(The third mate would give her the book.) Said Lalette, watching a tall unpainted barn without a window that walked slowly past along the shore; “Yet your captain seemed very harsh with him for so light a fault.”

“Oh, that is only the rule of the sea. On a ship one learns early that in this world there is no such thing as following one’s own desire; it is all a pyramid of orders.”

“You are grim.”

“No, I only see things as they are.” Now he began to make remarks which she must have answered, for he smiled and continued (but now her mind had leaped far away, and she was wondering whether she would see Rodvard again ever, or recover her Blue Star? Bound out to sea and away; it was his fault, who had given her unfaithfulness and desertion in exchange for the offered kindness and the abandonment of her mother. And now she wondered why she had embarked on the counter-witchery without even questioning whether she should; she felt a tear behind her eye, and hoped he had come to know what resources of fidelity and good will he had lost in her. No, not again, I’ll never let another have the making of my joy.)

A whistle was blown; men moved along the deck of the ship, and Tegval came toward them with his cap insouciantly on one side to be presented. He had the same look of inner peace as the Amorosians of the conventicle, but mingled with it an air of dash and recklessness.

14
THE EASTERN SEA; THE CAPTAIN’S STORY

A frond of white had spread across the sky as they talked. Lalette went to her room in the round covered-house that rose from the deck, and applied herself to the needle. Making the new dress right was a problem, since she had done little but broidery before, and she became so taken with fitting and clipping as not to note the tick of time; then felt drowsy, and lay down to be roused by a knock at the door.

It was Tegval, third mate. “May I lead you to supper?” The ship had no motion when they reached air; here they were in the middle of a brown-blue tide, with flat shores stretching to green-blue on either flank. Tegval helped her graciously down the stair, and was this time prompt enough so that all of them were waiting when Captain Mülvedo came in. This officer was now at ease, cracking his face into a smile for Lalette and trying to converse with her about people a demoiselle of condition might be expected to know. Some of them she did know, but was forced to avoid the issue lest he learn the falsity of her name.
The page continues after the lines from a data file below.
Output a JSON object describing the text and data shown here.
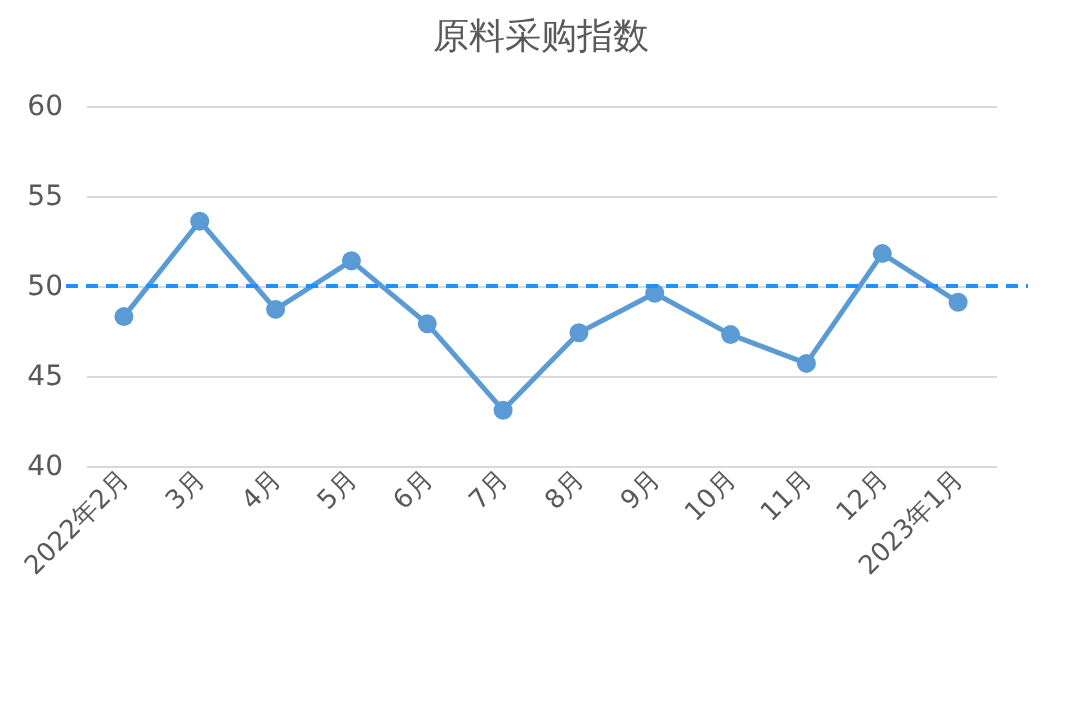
{
  "chart_data": {
    "type": "line",
    "title": "原料采购指数",
    "categories": [
      "2022年2月",
      "3月",
      "4月",
      "5月",
      "6月",
      "7月",
      "8月",
      "9月",
      "10月",
      "11月",
      "12月",
      "2023年1月"
    ],
    "series": [
      {
        "color": "#5b9bd5",
        "values": [
          48.3,
          53.6,
          48.7,
          51.4,
          47.9,
          43.1,
          47.4,
          49.6,
          47.3,
          45.7,
          51.8,
          49.1
        ]
      }
    ],
    "ylim": [
      40,
      60
    ],
    "yticks": [
      40,
      45,
      50,
      55,
      60
    ],
    "grid": "y",
    "marker": "circle",
    "line_style": "solid",
    "ref_lines": [
      {
        "axis": "y",
        "value": 50,
        "color": "#1e90ff",
        "line_style": "dashed"
      }
    ]
  }
}
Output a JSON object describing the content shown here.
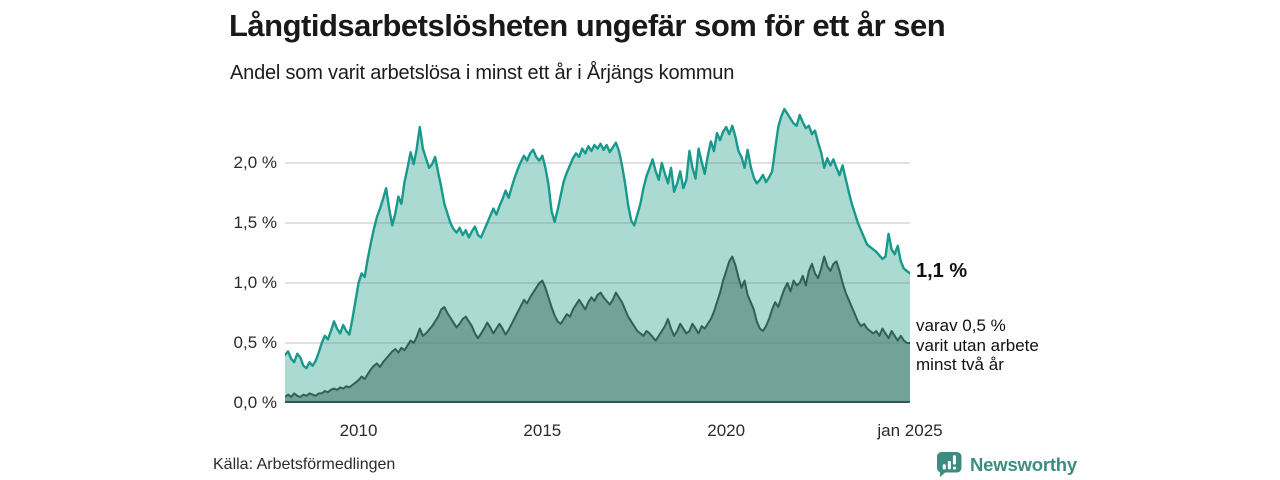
{
  "header": {
    "title": "Långtidsarbetslösheten ungefär som för ett år sen",
    "subtitle": "Andel som varit arbetslösa i minst ett år i Årjängs kommun"
  },
  "annotations": {
    "total_end_label": "1,1 %",
    "subset_end_label": "varav 0,5 %\nvarit utan arbete\nminst två år"
  },
  "footer": {
    "source": "Källa: Arbetsförmedlingen",
    "brand": "Newsworthy",
    "brand_color": "#3e8b82"
  },
  "chart_data": {
    "type": "area",
    "title": "Långtidsarbetslösheten ungefär som för ett år sen",
    "subtitle": "Andel som varit arbetslösa i minst ett år i Årjängs kommun",
    "x_unit": "month",
    "x_range": [
      "2008-01",
      "2025-01"
    ],
    "ylim": [
      0,
      2.5
    ],
    "grid": true,
    "y_ticks": [
      {
        "value": 0.0,
        "label": "0,0 %"
      },
      {
        "value": 0.5,
        "label": "0,5 %"
      },
      {
        "value": 1.0,
        "label": "1,0 %"
      },
      {
        "value": 1.5,
        "label": "1,5 %"
      },
      {
        "value": 2.0,
        "label": "2,0 %"
      }
    ],
    "x_ticks": [
      {
        "index": 24,
        "label": "2010"
      },
      {
        "index": 84,
        "label": "2015"
      },
      {
        "index": 144,
        "label": "2020"
      },
      {
        "index": 204,
        "label": "jan 2025"
      }
    ],
    "grid_color": "#d9d9d9",
    "baseline_color": "#2e5a54",
    "series": [
      {
        "name": "Andel arbetslösa minst ett år",
        "line_color": "#18998b",
        "fill_color": "#abdad2",
        "end_value_pct": 1.1,
        "values": [
          0.4,
          0.43,
          0.37,
          0.34,
          0.41,
          0.38,
          0.31,
          0.29,
          0.34,
          0.31,
          0.35,
          0.42,
          0.5,
          0.56,
          0.53,
          0.6,
          0.68,
          0.62,
          0.58,
          0.65,
          0.6,
          0.57,
          0.7,
          0.85,
          1.0,
          1.08,
          1.05,
          1.2,
          1.33,
          1.45,
          1.55,
          1.62,
          1.7,
          1.79,
          1.62,
          1.48,
          1.58,
          1.72,
          1.66,
          1.84,
          1.96,
          2.09,
          1.99,
          2.12,
          2.3,
          2.12,
          2.04,
          1.96,
          1.99,
          2.05,
          1.92,
          1.8,
          1.66,
          1.58,
          1.5,
          1.45,
          1.42,
          1.46,
          1.4,
          1.44,
          1.38,
          1.43,
          1.47,
          1.4,
          1.38,
          1.44,
          1.5,
          1.56,
          1.62,
          1.57,
          1.64,
          1.7,
          1.77,
          1.71,
          1.8,
          1.88,
          1.95,
          2.01,
          2.06,
          2.02,
          2.08,
          2.11,
          2.05,
          2.02,
          2.06,
          1.96,
          1.82,
          1.6,
          1.51,
          1.61,
          1.73,
          1.85,
          1.92,
          1.98,
          2.04,
          2.08,
          2.05,
          2.12,
          2.08,
          2.14,
          2.1,
          2.15,
          2.12,
          2.16,
          2.11,
          2.15,
          2.09,
          2.13,
          2.17,
          2.1,
          1.98,
          1.83,
          1.65,
          1.52,
          1.48,
          1.57,
          1.66,
          1.79,
          1.89,
          1.96,
          2.03,
          1.93,
          1.86,
          2.0,
          1.91,
          1.83,
          1.96,
          1.76,
          1.83,
          1.93,
          1.79,
          1.86,
          2.1,
          1.96,
          1.87,
          2.12,
          2.01,
          1.91,
          2.06,
          2.18,
          2.1,
          2.25,
          2.19,
          2.26,
          2.3,
          2.24,
          2.31,
          2.22,
          2.1,
          2.05,
          1.96,
          2.11,
          1.97,
          1.88,
          1.83,
          1.86,
          1.9,
          1.84,
          1.88,
          1.93,
          2.12,
          2.3,
          2.39,
          2.45,
          2.41,
          2.37,
          2.33,
          2.31,
          2.4,
          2.34,
          2.29,
          2.31,
          2.24,
          2.27,
          2.17,
          2.09,
          1.96,
          2.04,
          1.98,
          2.03,
          1.96,
          1.9,
          1.98,
          1.87,
          1.76,
          1.66,
          1.58,
          1.5,
          1.44,
          1.38,
          1.32,
          1.3,
          1.28,
          1.26,
          1.23,
          1.2,
          1.22,
          1.41,
          1.28,
          1.24,
          1.31,
          1.18,
          1.12,
          1.1,
          1.08
        ]
      },
      {
        "name": "varav utan arbete minst två år",
        "line_color": "#335f59",
        "fill_color": "#73a29b",
        "end_value_pct": 0.5,
        "values": [
          0.05,
          0.07,
          0.05,
          0.08,
          0.06,
          0.05,
          0.07,
          0.06,
          0.08,
          0.07,
          0.06,
          0.08,
          0.08,
          0.1,
          0.09,
          0.11,
          0.12,
          0.11,
          0.13,
          0.12,
          0.14,
          0.13,
          0.15,
          0.17,
          0.19,
          0.22,
          0.2,
          0.24,
          0.28,
          0.31,
          0.33,
          0.3,
          0.34,
          0.37,
          0.4,
          0.43,
          0.45,
          0.42,
          0.46,
          0.44,
          0.48,
          0.52,
          0.5,
          0.55,
          0.62,
          0.56,
          0.58,
          0.61,
          0.64,
          0.68,
          0.72,
          0.78,
          0.8,
          0.75,
          0.71,
          0.67,
          0.63,
          0.66,
          0.7,
          0.72,
          0.68,
          0.64,
          0.58,
          0.54,
          0.58,
          0.62,
          0.67,
          0.63,
          0.58,
          0.62,
          0.66,
          0.62,
          0.57,
          0.61,
          0.66,
          0.71,
          0.76,
          0.81,
          0.86,
          0.83,
          0.88,
          0.92,
          0.96,
          1.0,
          1.02,
          0.96,
          0.88,
          0.8,
          0.73,
          0.68,
          0.66,
          0.7,
          0.74,
          0.72,
          0.78,
          0.82,
          0.86,
          0.82,
          0.78,
          0.84,
          0.88,
          0.85,
          0.9,
          0.92,
          0.88,
          0.85,
          0.82,
          0.86,
          0.92,
          0.88,
          0.84,
          0.78,
          0.72,
          0.68,
          0.64,
          0.6,
          0.58,
          0.56,
          0.6,
          0.58,
          0.55,
          0.52,
          0.56,
          0.6,
          0.64,
          0.7,
          0.62,
          0.56,
          0.6,
          0.66,
          0.62,
          0.58,
          0.6,
          0.66,
          0.62,
          0.58,
          0.64,
          0.62,
          0.66,
          0.7,
          0.76,
          0.84,
          0.92,
          1.02,
          1.1,
          1.18,
          1.22,
          1.15,
          1.05,
          0.96,
          1.02,
          0.9,
          0.84,
          0.78,
          0.68,
          0.62,
          0.6,
          0.64,
          0.7,
          0.78,
          0.84,
          0.8,
          0.88,
          0.95,
          1.0,
          0.93,
          1.02,
          0.98,
          1.0,
          1.06,
          0.98,
          1.1,
          1.16,
          1.08,
          1.04,
          1.12,
          1.22,
          1.14,
          1.1,
          1.16,
          1.18,
          1.1,
          1.0,
          0.92,
          0.86,
          0.8,
          0.74,
          0.68,
          0.64,
          0.66,
          0.62,
          0.6,
          0.58,
          0.6,
          0.56,
          0.62,
          0.58,
          0.54,
          0.6,
          0.56,
          0.52,
          0.56,
          0.52,
          0.5,
          0.5
        ]
      }
    ]
  }
}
Tegval offered her his arm after the meal, and showed her around the deck as far forward as the tri-mast, his discourse being of the parts of the ship and the beauty of the sea. He would answer little when she asked him about Brog, the Captain and other personalities, and as evening was now beginning to grow shadowy, with a hint of chill, she announced an early return to her cabin. He leaned close as he handed her in the door and said in a low voice that he would knock at the fourth glass of night with a book, then tipped a finger to his lips to prevent questions (and she realized that even on a ship trading to Mancherei, it was not too well to be an Amorosian).

With no desire for sleep, she stretched out on the bed and tried to solve her riddles—how it was that her mind should turn to the seldom-felt nearness of Rodvard. There had been about him the faintest trace of some odor like that of old leather, masculine and comforting. She was a little irritated at herself for feeling the lack of it, and her mind drifted off through other angers till she lay there in the dark, simmering with wordless fury over many things; the ship began to move. The change in circumstance made her conscient of what she was doing; she began to weep for her own troubles, the tears trickling into the hard pillow where her face was buried, thinking that after all Rodvard had perhaps been right to slip away from a witch with so vile a temper.